There has been some confusion in recent years about Larke v Nugus letters. These stem from the English case of Re Estate of Moss, deceased; Larke v Nugus [2000] WTLR 1033 which suggested solicitors should provide to anyone with an interest in it, a statement about the creation of the will. Otherwise, solicitors were arguably not assisting with the administration of justice because the matter would need to go to court to be resolved.

However, in the case of Re Estates Brooker-Pain and Soulos [2019] NSWSC 671, Lindsay J stated (at [87]) that while Larke v Nugus requests may be well-intentioned, there are a number of impediments to their implementation in practice. It is worth extracting his Honour’s observations in their entirety so you can familiarise yourself with them:

“a.       first, in the absence of any grant of representation in respect of a deceased estate and any agreement between all parties interested in an estate (assuming that they can be reliably identified), no person has clear authority to make disclosures about business of the deceased which (whether or not attended by an entitlement to legal professional privilege) might properly have been regarded by the deceased as confidential to him or her and his or her solicitor.
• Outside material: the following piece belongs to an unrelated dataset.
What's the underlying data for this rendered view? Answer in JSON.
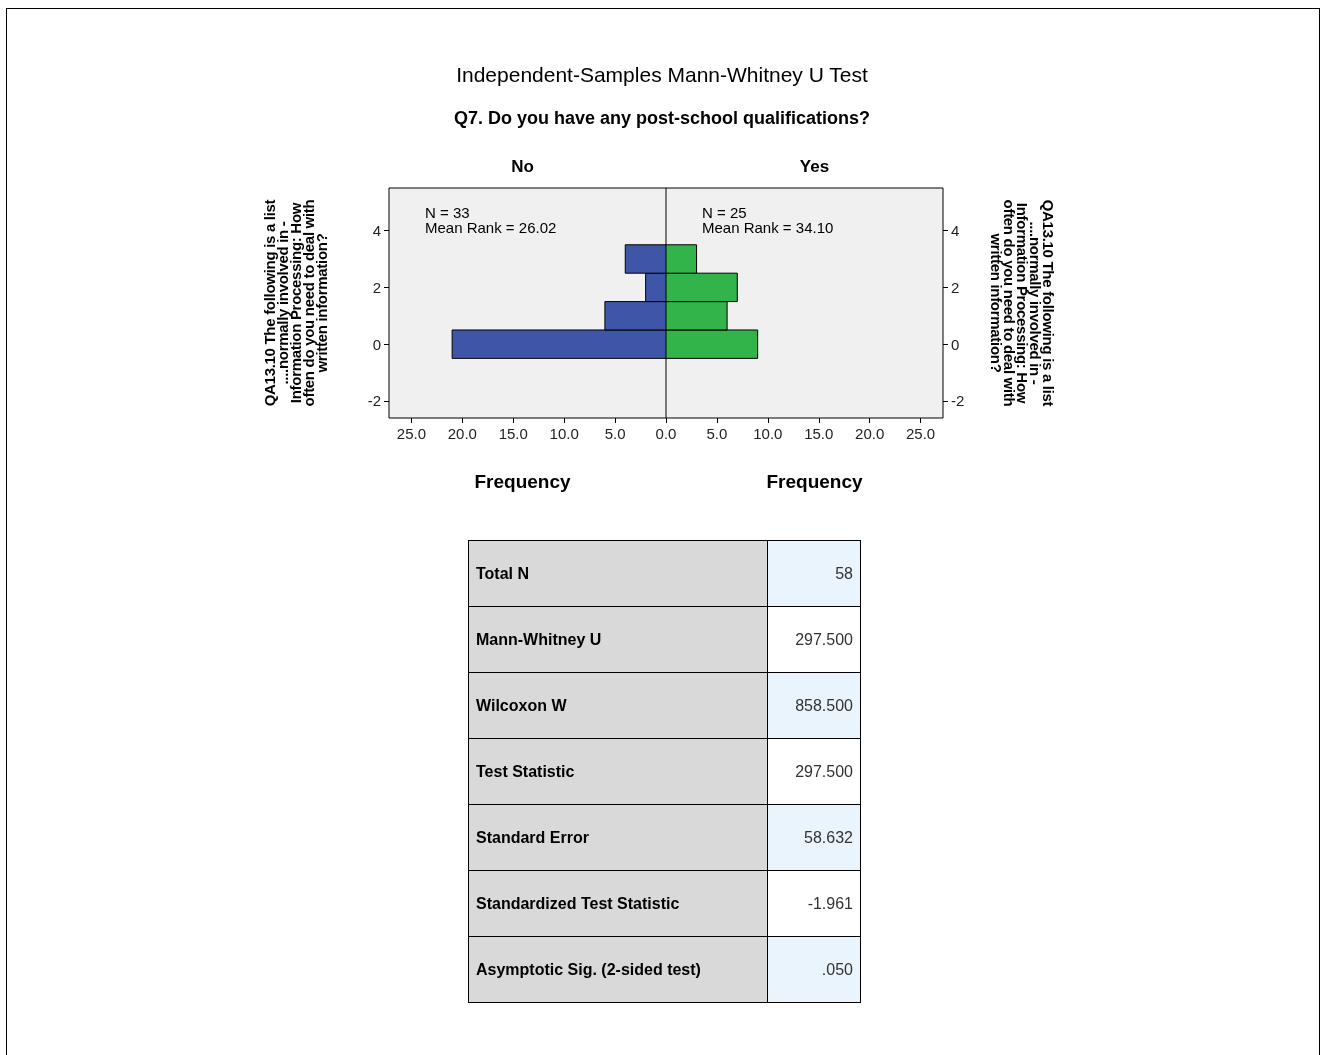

  1. secondly, a solicitor confronted with a “Larke v Nugus letter” might not be well placed to be able to identify whether the person on whose behalf the letter is written can fairly be said to have an interest in prospective proceedings for a grant of probate or administration in respect of a deceased’s estate.
  2. thirdly, imposition on a solicitor of an “obligation” to provide a detailed statement about the circumstances in which a will was prepared, or executed, may be unreasonable unless proper arrangements are made for the solicitor to receive reasonable remuneration for preparation of such a statement.
  3. fourthly, if such a statement is to be prepared essentially in the public interest, it should be provided to the Court so as to be available to all interested parties (on an application of case management principles) if and when that may be appropriate, not merely made available to whoever might have seen fit to write a “Larke v Nugus letter”.
  4. fifthly, if a solicitor is to be remunerated for preparation of a statement in response to a “Larke v Nugus letter” there needs to be a mechanism, not only to ensure that the solicitor who prepares a responsive statement receives reasonable remuneration for doing so, but for ensuring that such a solicitor does not charge, or receive, more than reasonable remuneration.
  5. sixthly, unless the process of provision by a solicitor of a statement about the  circumstances in which a will was prepared, or executed, is subject to the control of the Court, demands for the provision of such a statement might be unreasonably made, or ignored, and the centre of focus might pass from the purposive character of the probate jurisdiction (to carry out a deceased person’s duly expressed testamentary intentions, and to see that beneficiaries get what is due to them) to the self-interested pursuit of purely adversarial litigation.”

In the meantime, let’s wish healthy and contented longevity to all, clients and us included.